AI can help reimagine recruitment, promotion and evaluation processes – but only if we intentionally build systems that detect and counteract bias. This means:
-
designing training datasets that are balanced and representative
-
creating evaluation tools that reward diverse career paths and skill sets
-
using AI not just to sort candidates, but to identify and elevate overlooked talent
The potential here is transformative: AI could become a tool not just for efficiency, but for equity.

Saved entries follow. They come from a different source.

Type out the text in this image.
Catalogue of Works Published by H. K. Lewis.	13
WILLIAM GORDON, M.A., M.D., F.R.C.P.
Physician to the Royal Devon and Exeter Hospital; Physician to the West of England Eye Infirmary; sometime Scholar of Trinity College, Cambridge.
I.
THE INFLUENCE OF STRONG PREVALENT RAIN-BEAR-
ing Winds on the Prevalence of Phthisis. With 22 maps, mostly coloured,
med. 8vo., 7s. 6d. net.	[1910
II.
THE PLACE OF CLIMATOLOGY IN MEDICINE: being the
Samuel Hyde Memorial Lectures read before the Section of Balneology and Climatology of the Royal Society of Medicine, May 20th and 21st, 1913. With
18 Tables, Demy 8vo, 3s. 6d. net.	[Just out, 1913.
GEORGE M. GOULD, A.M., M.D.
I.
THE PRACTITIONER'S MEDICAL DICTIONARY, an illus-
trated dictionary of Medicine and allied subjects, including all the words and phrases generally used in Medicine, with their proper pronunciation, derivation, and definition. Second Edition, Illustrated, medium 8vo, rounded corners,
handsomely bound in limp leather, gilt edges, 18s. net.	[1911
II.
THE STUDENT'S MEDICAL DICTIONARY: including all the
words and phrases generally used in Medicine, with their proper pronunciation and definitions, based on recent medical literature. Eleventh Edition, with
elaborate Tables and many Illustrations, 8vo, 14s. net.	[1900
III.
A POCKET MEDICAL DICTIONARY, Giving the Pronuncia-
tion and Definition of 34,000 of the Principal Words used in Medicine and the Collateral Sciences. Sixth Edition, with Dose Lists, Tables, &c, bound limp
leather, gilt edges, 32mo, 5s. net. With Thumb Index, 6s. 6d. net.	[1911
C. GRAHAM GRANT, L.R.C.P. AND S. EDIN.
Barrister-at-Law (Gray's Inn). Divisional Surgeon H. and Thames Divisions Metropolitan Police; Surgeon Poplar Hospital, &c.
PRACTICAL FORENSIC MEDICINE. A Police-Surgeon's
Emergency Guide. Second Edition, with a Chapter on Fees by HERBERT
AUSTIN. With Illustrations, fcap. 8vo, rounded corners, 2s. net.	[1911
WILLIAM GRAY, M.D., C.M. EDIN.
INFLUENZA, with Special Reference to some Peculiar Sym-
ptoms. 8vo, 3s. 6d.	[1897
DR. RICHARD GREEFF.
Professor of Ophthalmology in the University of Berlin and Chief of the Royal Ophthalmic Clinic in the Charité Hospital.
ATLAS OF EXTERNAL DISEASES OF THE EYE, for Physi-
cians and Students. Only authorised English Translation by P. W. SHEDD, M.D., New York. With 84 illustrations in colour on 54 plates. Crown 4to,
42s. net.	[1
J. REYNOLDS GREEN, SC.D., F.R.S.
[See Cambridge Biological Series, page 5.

Parity is a competitive advantage
Gender-diverse teams perform better. They bring broader perspectives, challenge groupthink, and build more inclusive products. In AI specifically, greater diversity reduces bias in systems, strengthens innovation pipelines, and increases market relevance. Economies with more inclusive talent strategies will be better positioned to scale AI adoption and navigate disruption. Those that neglect gender disparities risk falling behind – not just ethically, but economically.
Recommendations
The report concludes with a clear call to action for leaders across sectors. Whether in business, government, or academia, there are steps to take now to ensure AI delivers broadly shared benefits – not just productivity gains for the few.
1. Expand and diversify AI talent pipelines
– Invest in inclusive STEM education and AI literacy
– Track and close the “school-to-work” and “drop-to-the-top” gaps in women’s careers
– Promote women into AI leadership and strategic tech roles
2. Embed gender parity in Gen AI strategy
– Use data-driven tools to monitor AI’s differential impact on men and women
– Prioritise the inclusion of women in Gen AI application design, especially in high-impact fields
– Ensure female voices shape how AI is deployed in government, healthcare, finance, and beyond
3. Make augmentation equitable
– Design upskilling programmes that specifically target disrupted roles where women are overrepresented
– Provide visibility, mentorship and support to women transitioning into AI-adjacent fields
– Fund AI research that focuses on equitable augmentation and task revaluation
4. Build inclusive AI systems
– Audit AI hiring and evaluation systems for gender bias
– Redesign performance metrics to capture collaborative, communicative and relational work
– Incentivise inclusive outcomes, not just technical accuracy or speed
5. Align industry and policy efforts
– Governments must support gender-responsive AI policy frameworks
– Public-private partnerships should pool data and best practices
– Global forums should track progress with accountability and transparency
A turning point for AI and gender equity
AI is not yet fully entrenched; its systems, institutions and practices are still being formed. That means we still have the chance to shape it. The report’s data shows some promising signs: the gender gap in AI talent is narrowing in 74 of 75 economies studied. But without sustained effort, it could easily reverse. To avoid that, leaders must act with intentionality. Parity in AI isn’t just about DEI or ethical choices, it’s about performance, innovation, and resilience. The future of AI will be shaped by those who build it, so let’s make sure that future is shaped by everyone.